Dans Encore – Clinique Agnew Jodie Jenkinson (Professeure à l’Université de Toronto et directrice de la maîtrise en science en communication biomédicale), professeure au département de biologie à l’Université de Toronto, joue le rôle du docteur Agnew. Dean, la tête reposant sur sa main droite, est assis dans la deuxième rangée parmi les étudiants en médecine animatronique.

Si l’identité individuelle et l’unicité du soi peuvent être expliquées aujourd’hui avec une grande exactitude par une série abstraite de lettres et de traits, comme dans une séquence d’ADN, c’est la facilité informelle d’un « selfie », ou égoportrait, qui domine comme mode d’enregistrement de soi-même.
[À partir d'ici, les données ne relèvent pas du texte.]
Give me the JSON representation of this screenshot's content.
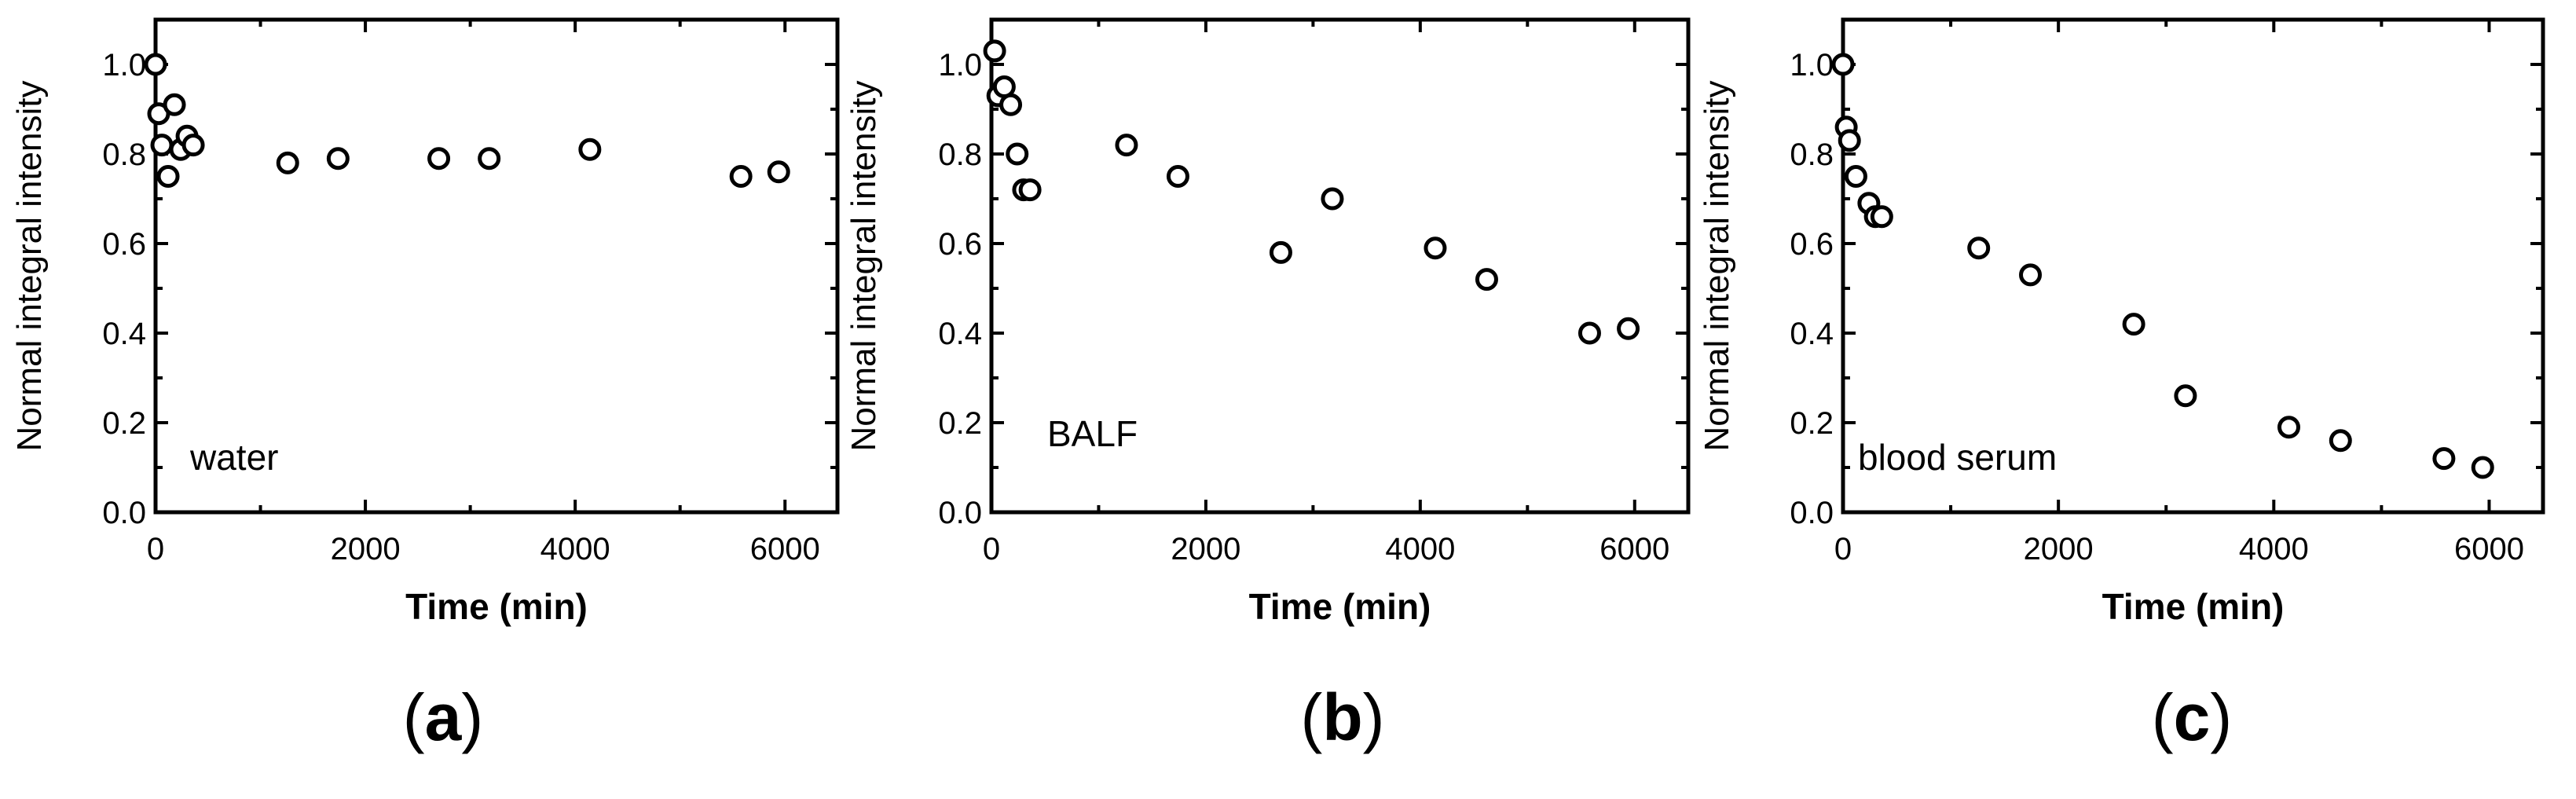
{
  "panel_labels": [
    "a",
    "b",
    "c"
  ],
  "chart_data": [
    {
      "type": "scatter",
      "title": "",
      "annotation": "water",
      "xlabel": "Time (min)",
      "ylabel": "Normal integral intensity",
      "xlim": [
        0,
        6500
      ],
      "ylim": [
        0,
        1.1
      ],
      "xticks": [
        "0",
        "2000",
        "4000",
        "6000"
      ],
      "yticks": [
        "0.0",
        "0.2",
        "0.4",
        "0.6",
        "0.8",
        "1.0"
      ],
      "grid": false,
      "marker": "open-circle",
      "x": [
        0,
        30,
        60,
        120,
        180,
        240,
        300,
        360,
        1260,
        1740,
        2700,
        3180,
        4140,
        5580,
        5940
      ],
      "y": [
        1.0,
        0.89,
        0.82,
        0.75,
        0.91,
        0.81,
        0.84,
        0.82,
        0.78,
        0.79,
        0.79,
        0.79,
        0.81,
        0.75,
        0.76
      ]
    },
    {
      "type": "scatter",
      "title": "",
      "annotation": "BALF",
      "xlabel": "Time (min)",
      "ylabel": "Normal integral intensity",
      "xlim": [
        0,
        6500
      ],
      "ylim": [
        0,
        1.1
      ],
      "xticks": [
        "0",
        "2000",
        "4000",
        "6000"
      ],
      "yticks": [
        "0.0",
        "0.2",
        "0.4",
        "0.6",
        "0.8",
        "1.0"
      ],
      "grid": false,
      "marker": "open-circle",
      "x": [
        30,
        60,
        120,
        180,
        240,
        300,
        360,
        1260,
        1740,
        2700,
        3180,
        4140,
        4620,
        5580,
        5940
      ],
      "y": [
        1.03,
        0.93,
        0.95,
        0.91,
        0.8,
        0.72,
        0.72,
        0.82,
        0.75,
        0.58,
        0.7,
        0.59,
        0.52,
        0.4,
        0.41
      ]
    },
    {
      "type": "scatter",
      "title": "",
      "annotation": "blood serum",
      "xlabel": "Time (min)",
      "ylabel": "Normal integral intensity",
      "xlim": [
        0,
        6500
      ],
      "ylim": [
        0,
        1.1
      ],
      "xticks": [
        "0",
        "2000",
        "4000",
        "6000"
      ],
      "yticks": [
        "0.0",
        "0.2",
        "0.4",
        "0.6",
        "0.8",
        "1.0"
      ],
      "grid": false,
      "marker": "open-circle",
      "x": [
        0,
        30,
        60,
        120,
        240,
        300,
        360,
        1260,
        1740,
        2700,
        3180,
        4140,
        4620,
        5580,
        5940
      ],
      "y": [
        1.0,
        0.86,
        0.83,
        0.75,
        0.69,
        0.66,
        0.66,
        0.59,
        0.53,
        0.42,
        0.26,
        0.19,
        0.16,
        0.12,
        0.1
      ]
    }
  ]
}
Toutefois, même si la technologie a fait avancer les formes scientifiques et expressives de l’enregistrement identitaire, elle s’est avérée également capable de renverser la capacité de vérité de l’image enregistrée. La technologie de l’hypertrucage et la médiation des identités par une variété de plateformes de communication électronique disponibles sur l’internet ébranlent notre confiance collective en des identités vérifiables. L’exploration du soi opérée par Dean donne lieu à un dialogue urgent sur la nature de nos identités et la manière dont nos expériences nous façonnent, et la façon dont nous communiquons toutes ces identités individuelles et collectives entre nous.